Tibetan Buddhist Meditation and the Modern World: Lesser Vehicle (Coursera)

Tibetan Buddhist Meditation and the Modern World: Lesser Vehicle (Coursera)
Tibetan Buddhist Meditation and the Modern World explores the immense variety of meditation practices past and present. We present their histories, their philosophical underpinnings, their transformations in the modern global world, and we give you a chance to reflect upon meditation practices through secular contemplations designed just for this course.

We use a traditional, if overly simplistic, way of grouping Buddhist philosophical systems and ritual-contemplative practices into “three vehicles”, three programs of theory and practice supporting the personal journey from suffering to enlightenment. This scheme became normative in India and Tibet: (i) the Lesser Vehicle (Hīnayāna), (ii) the Great Vehicle (Mahāyāna), and (iii) the Adamantine Vehicle (Vajrayāna), also referred to as “esoteric Buddhism” or “Buddhist tantra”. To this, we will add a fourth Vehicle which is explicit in many Tibetan materials, though no standard term ever emerged that was accepted by all sectarian traditions - we will thus term it as the “Natural Vehicle” or “Post Tantra”. We follow an indigenous Tibetan tradition in terms of characterizing each with a specific orientational paradigm - repression, refinement, transformation, and natural freedom. These twelve meditative traditions constitute the framework for the course’s discussion of the main streams of Tibetan Buddhist meditation.

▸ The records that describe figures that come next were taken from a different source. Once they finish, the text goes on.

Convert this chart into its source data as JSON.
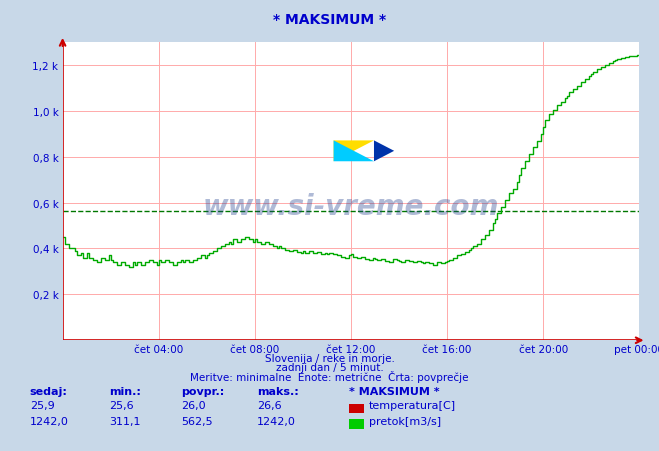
{
  "title": "* MAKSIMUM *",
  "bg_color": "#c8d8e8",
  "plot_bg_color": "#ffffff",
  "grid_color": "#ffaaaa",
  "line_color": "#00aa00",
  "avg_line_color": "#007700",
  "avg_value": 562.5,
  "xlabel_color": "#0000cc",
  "title_color": "#0000cc",
  "ylabel_ticks": [
    0,
    200,
    400,
    600,
    800,
    1000,
    1200
  ],
  "ylabel_labels": [
    "",
    "0,2 k",
    "0,4 k",
    "0,6 k",
    "0,8 k",
    "1,0 k",
    "1,2 k"
  ],
  "xtick_labels": [
    "čet 04:00",
    "čet 08:00",
    "čet 12:00",
    "čet 16:00",
    "čet 20:00",
    "pet 00:00"
  ],
  "xtick_positions": [
    4,
    8,
    12,
    16,
    20,
    24
  ],
  "xlim": [
    0,
    24
  ],
  "ylim": [
    0,
    1300
  ],
  "subtitle1": "Slovenija / reke in morje.",
  "subtitle2": "zadnji dan / 5 minut.",
  "subtitle3": "Meritve: minimalne  Enote: metrične  Črta: povprečje",
  "legend_title": "* MAKSIMUM *",
  "flow_data": [
    [
      0.0,
      450
    ],
    [
      0.083,
      450
    ],
    [
      0.083,
      420
    ],
    [
      0.25,
      420
    ],
    [
      0.25,
      400
    ],
    [
      0.5,
      400
    ],
    [
      0.5,
      390
    ],
    [
      0.583,
      390
    ],
    [
      0.583,
      370
    ],
    [
      0.75,
      370
    ],
    [
      0.75,
      380
    ],
    [
      0.833,
      380
    ],
    [
      0.833,
      360
    ],
    [
      1.0,
      360
    ],
    [
      1.0,
      380
    ],
    [
      1.083,
      380
    ],
    [
      1.083,
      360
    ],
    [
      1.25,
      360
    ],
    [
      1.25,
      350
    ],
    [
      1.417,
      350
    ],
    [
      1.417,
      340
    ],
    [
      1.583,
      340
    ],
    [
      1.583,
      360
    ],
    [
      1.75,
      360
    ],
    [
      1.75,
      350
    ],
    [
      1.917,
      350
    ],
    [
      1.917,
      370
    ],
    [
      2.0,
      370
    ],
    [
      2.0,
      350
    ],
    [
      2.083,
      350
    ],
    [
      2.083,
      340
    ],
    [
      2.25,
      340
    ],
    [
      2.25,
      330
    ],
    [
      2.417,
      330
    ],
    [
      2.417,
      340
    ],
    [
      2.583,
      340
    ],
    [
      2.583,
      330
    ],
    [
      2.75,
      330
    ],
    [
      2.75,
      320
    ],
    [
      2.917,
      320
    ],
    [
      2.917,
      340
    ],
    [
      3.0,
      340
    ],
    [
      3.0,
      330
    ],
    [
      3.083,
      330
    ],
    [
      3.083,
      340
    ],
    [
      3.25,
      340
    ],
    [
      3.25,
      330
    ],
    [
      3.417,
      330
    ],
    [
      3.417,
      340
    ],
    [
      3.583,
      340
    ],
    [
      3.583,
      350
    ],
    [
      3.75,
      350
    ],
    [
      3.75,
      340
    ],
    [
      3.917,
      340
    ],
    [
      3.917,
      330
    ],
    [
      4.0,
      330
    ],
    [
      4.0,
      350
    ],
    [
      4.083,
      350
    ],
    [
      4.083,
      340
    ],
    [
      4.25,
      340
    ],
    [
      4.25,
      350
    ],
    [
      4.417,
      350
    ],
    [
      4.417,
      340
    ],
    [
      4.583,
      340
    ],
    [
      4.583,
      330
    ],
    [
      4.75,
      330
    ],
    [
      4.75,
      340
    ],
    [
      4.917,
      340
    ],
    [
      4.917,
      350
    ],
    [
      5.0,
      350
    ],
    [
      5.0,
      340
    ],
    [
      5.083,
      340
    ],
    [
      5.083,
      350
    ],
    [
      5.25,
      350
    ],
    [
      5.25,
      340
    ],
    [
      5.417,
      340
    ],
    [
      5.417,
      350
    ],
    [
      5.583,
      350
    ],
    [
      5.583,
      360
    ],
    [
      5.75,
      360
    ],
    [
      5.75,
      370
    ],
    [
      5.917,
      370
    ],
    [
      5.917,
      360
    ],
    [
      6.0,
      360
    ],
    [
      6.0,
      370
    ],
    [
      6.083,
      370
    ],
    [
      6.083,
      380
    ],
    [
      6.25,
      380
    ],
    [
      6.25,
      390
    ],
    [
      6.417,
      390
    ],
    [
      6.417,
      400
    ],
    [
      6.583,
      400
    ],
    [
      6.583,
      410
    ],
    [
      6.75,
      410
    ],
    [
      6.75,
      420
    ],
    [
      6.917,
      420
    ],
    [
      6.917,
      430
    ],
    [
      7.0,
      430
    ],
    [
      7.0,
      420
    ],
    [
      7.083,
      420
    ],
    [
      7.083,
      440
    ],
    [
      7.25,
      440
    ],
    [
      7.25,
      430
    ],
    [
      7.417,
      430
    ],
    [
      7.417,
      440
    ],
    [
      7.583,
      440
    ],
    [
      7.583,
      450
    ],
    [
      7.75,
      450
    ],
    [
      7.75,
      440
    ],
    [
      7.917,
      440
    ],
    [
      7.917,
      430
    ],
    [
      8.0,
      430
    ],
    [
      8.0,
      440
    ],
    [
      8.083,
      440
    ],
    [
      8.083,
      430
    ],
    [
      8.25,
      430
    ],
    [
      8.25,
      420
    ],
    [
      8.417,
      420
    ],
    [
      8.417,
      430
    ],
    [
      8.583,
      430
    ],
    [
      8.583,
      420
    ],
    [
      8.75,
      420
    ],
    [
      8.75,
      410
    ],
    [
      8.917,
      410
    ],
    [
      8.917,
      400
    ],
    [
      9.0,
      400
    ],
    [
      9.0,
      410
    ],
    [
      9.083,
      410
    ],
    [
      9.083,
      400
    ],
    [
      9.25,
      400
    ],
    [
      9.25,
      395
    ],
    [
      9.417,
      395
    ],
    [
      9.417,
      390
    ],
    [
      9.583,
      390
    ],
    [
      9.583,
      395
    ],
    [
      9.75,
      395
    ],
    [
      9.75,
      385
    ],
    [
      9.917,
      385
    ],
    [
      9.917,
      380
    ],
    [
      10.0,
      380
    ],
    [
      10.0,
      390
    ],
    [
      10.083,
      390
    ],
    [
      10.083,
      380
    ],
    [
      10.25,
      380
    ],
    [
      10.25,
      390
    ],
    [
      10.417,
      390
    ],
    [
      10.417,
      380
    ],
    [
      10.583,
      380
    ],
    [
      10.583,
      385
    ],
    [
      10.75,
      385
    ],
    [
      10.75,
      375
    ],
    [
      10.917,
      375
    ],
    [
      10.917,
      380
    ],
    [
      11.0,
      380
    ],
    [
      11.0,
      375
    ],
    [
      11.083,
      375
    ],
    [
      11.083,
      380
    ],
    [
      11.25,
      380
    ],
    [
      11.25,
      375
    ],
    [
      11.417,
      375
    ],
    [
      11.417,
      370
    ],
    [
      11.583,
      370
    ],
    [
      11.583,
      365
    ],
    [
      11.75,
      365
    ],
    [
      11.75,
      360
    ],
    [
      11.917,
      360
    ],
    [
      11.917,
      370
    ],
    [
      12.0,
      370
    ],
    [
      12.0,
      375
    ],
    [
      12.083,
      375
    ],
    [
      12.083,
      365
    ],
    [
      12.25,
      365
    ],
    [
      12.25,
      360
    ],
    [
      12.417,
      360
    ],
    [
      12.417,
      365
    ],
    [
      12.583,
      365
    ],
    [
      12.583,
      355
    ],
    [
      12.75,
      355
    ],
    [
      12.75,
      350
    ],
    [
      12.917,
      350
    ],
    [
      12.917,
      360
    ],
    [
      13.0,
      360
    ],
    [
      13.0,
      355
    ],
    [
      13.083,
      355
    ],
    [
      13.083,
      350
    ],
    [
      13.25,
      350
    ],
    [
      13.25,
      355
    ],
    [
      13.417,
      355
    ],
    [
      13.417,
      345
    ],
    [
      13.583,
      345
    ],
    [
      13.583,
      340
    ],
    [
      13.75,
      340
    ],
    [
      13.75,
      355
    ],
    [
      13.917,
      355
    ],
    [
      13.917,
      350
    ],
    [
      14.0,
      350
    ],
    [
      14.0,
      345
    ],
    [
      14.083,
      345
    ],
    [
      14.083,
      340
    ],
    [
      14.25,
      340
    ],
    [
      14.25,
      350
    ],
    [
      14.417,
      350
    ],
    [
      14.417,
      345
    ],
    [
      14.583,
      345
    ],
    [
      14.583,
      340
    ],
    [
      14.75,
      340
    ],
    [
      14.75,
      345
    ],
    [
      14.917,
      345
    ],
    [
      14.917,
      340
    ],
    [
      15.0,
      340
    ],
    [
      15.0,
      335
    ],
    [
      15.083,
      335
    ],
    [
      15.083,
      340
    ],
    [
      15.25,
      340
    ],
    [
      15.25,
      335
    ],
    [
      15.417,
      335
    ],
    [
      15.417,
      330
    ],
    [
      15.583,
      330
    ],
    [
      15.583,
      340
    ],
    [
      15.75,
      340
    ],
    [
      15.75,
      335
    ],
    [
      15.917,
      335
    ],
    [
      15.917,
      340
    ],
    [
      16.0,
      340
    ],
    [
      16.0,
      345
    ],
    [
      16.083,
      345
    ],
    [
      16.083,
      350
    ],
    [
      16.25,
      350
    ],
    [
      16.25,
      360
    ],
    [
      16.417,
      360
    ],
    [
      16.417,
      370
    ],
    [
      16.583,
      370
    ],
    [
      16.583,
      375
    ],
    [
      16.75,
      375
    ],
    [
      16.75,
      385
    ],
    [
      16.917,
      385
    ],
    [
      16.917,
      395
    ],
    [
      17.0,
      395
    ],
    [
      17.0,
      400
    ],
    [
      17.083,
      400
    ],
    [
      17.083,
      410
    ],
    [
      17.25,
      410
    ],
    [
      17.25,
      420
    ],
    [
      17.417,
      420
    ],
    [
      17.417,
      440
    ],
    [
      17.583,
      440
    ],
    [
      17.583,
      460
    ],
    [
      17.75,
      460
    ],
    [
      17.75,
      480
    ],
    [
      17.917,
      480
    ],
    [
      17.917,
      510
    ],
    [
      18.0,
      510
    ],
    [
      18.0,
      530
    ],
    [
      18.083,
      530
    ],
    [
      18.083,
      555
    ],
    [
      18.25,
      555
    ],
    [
      18.25,
      580
    ],
    [
      18.417,
      580
    ],
    [
      18.417,
      610
    ],
    [
      18.583,
      610
    ],
    [
      18.583,
      640
    ],
    [
      18.75,
      640
    ],
    [
      18.75,
      660
    ],
    [
      18.917,
      660
    ],
    [
      18.917,
      690
    ],
    [
      19.0,
      690
    ],
    [
      19.0,
      720
    ],
    [
      19.083,
      720
    ],
    [
      19.083,
      750
    ],
    [
      19.25,
      750
    ],
    [
      19.25,
      780
    ],
    [
      19.417,
      780
    ],
    [
      19.417,
      810
    ],
    [
      19.583,
      810
    ],
    [
      19.583,
      840
    ],
    [
      19.75,
      840
    ],
    [
      19.75,
      870
    ],
    [
      19.917,
      870
    ],
    [
      19.917,
      900
    ],
    [
      20.0,
      900
    ],
    [
      20.0,
      930
    ],
    [
      20.083,
      930
    ],
    [
      20.083,
      960
    ],
    [
      20.25,
      960
    ],
    [
      20.25,
      985
    ],
    [
      20.417,
      985
    ],
    [
      20.417,
      1005
    ],
    [
      20.583,
      1005
    ],
    [
      20.583,
      1025
    ],
    [
      20.75,
      1025
    ],
    [
      20.75,
      1040
    ],
    [
      20.917,
      1040
    ],
    [
      20.917,
      1055
    ],
    [
      21.0,
      1055
    ],
    [
      21.0,
      1065
    ],
    [
      21.083,
      1065
    ],
    [
      21.083,
      1080
    ],
    [
      21.25,
      1080
    ],
    [
      21.25,
      1095
    ],
    [
      21.417,
      1095
    ],
    [
      21.417,
      1110
    ],
    [
      21.583,
      1110
    ],
    [
      21.583,
      1125
    ],
    [
      21.75,
      1125
    ],
    [
      21.75,
      1140
    ],
    [
      21.917,
      1140
    ],
    [
      21.917,
      1150
    ],
    [
      22.0,
      1150
    ],
    [
      22.0,
      1160
    ],
    [
      22.083,
      1160
    ],
    [
      22.083,
      1170
    ],
    [
      22.25,
      1170
    ],
    [
      22.25,
      1180
    ],
    [
      22.417,
      1180
    ],
    [
      22.417,
      1190
    ],
    [
      22.583,
      1190
    ],
    [
      22.583,
      1200
    ],
    [
      22.75,
      1200
    ],
    [
      22.75,
      1210
    ],
    [
      22.917,
      1210
    ],
    [
      22.917,
      1215
    ],
    [
      23.0,
      1215
    ],
    [
      23.0,
      1220
    ],
    [
      23.083,
      1220
    ],
    [
      23.083,
      1225
    ],
    [
      23.25,
      1225
    ],
    [
      23.25,
      1230
    ],
    [
      23.417,
      1230
    ],
    [
      23.417,
      1235
    ],
    [
      23.583,
      1235
    ],
    [
      23.583,
      1238
    ],
    [
      23.75,
      1238
    ],
    [
      23.75,
      1240
    ],
    [
      23.917,
      1240
    ],
    [
      23.917,
      1242
    ],
    [
      24.0,
      1242
    ]
  ]
}
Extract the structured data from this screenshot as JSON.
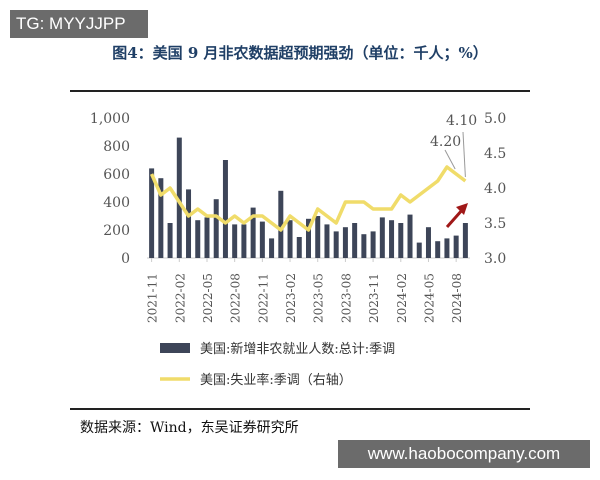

The five modules of the present course, dedicated to "Lesser Vehicle" practices and perspectives, treat the first five of these twelve types. Each module in turn has four components: (i) the specific Buddhist meditation in its traditional presentation and practice; (ii) modern scientific research into its efficacy and dynamics, or on practices, principles, and processes related to this type of meditation in our analysis; (iii) the fact, problems, and opportunities of modern secular adaptations in a variety of educational, professional, and personal settings; and (iv) secular practices for experimentation, which are either direct adaptations or new practices designed to give an experiential sense of some of the principles underlying the Buddhist meditative practice.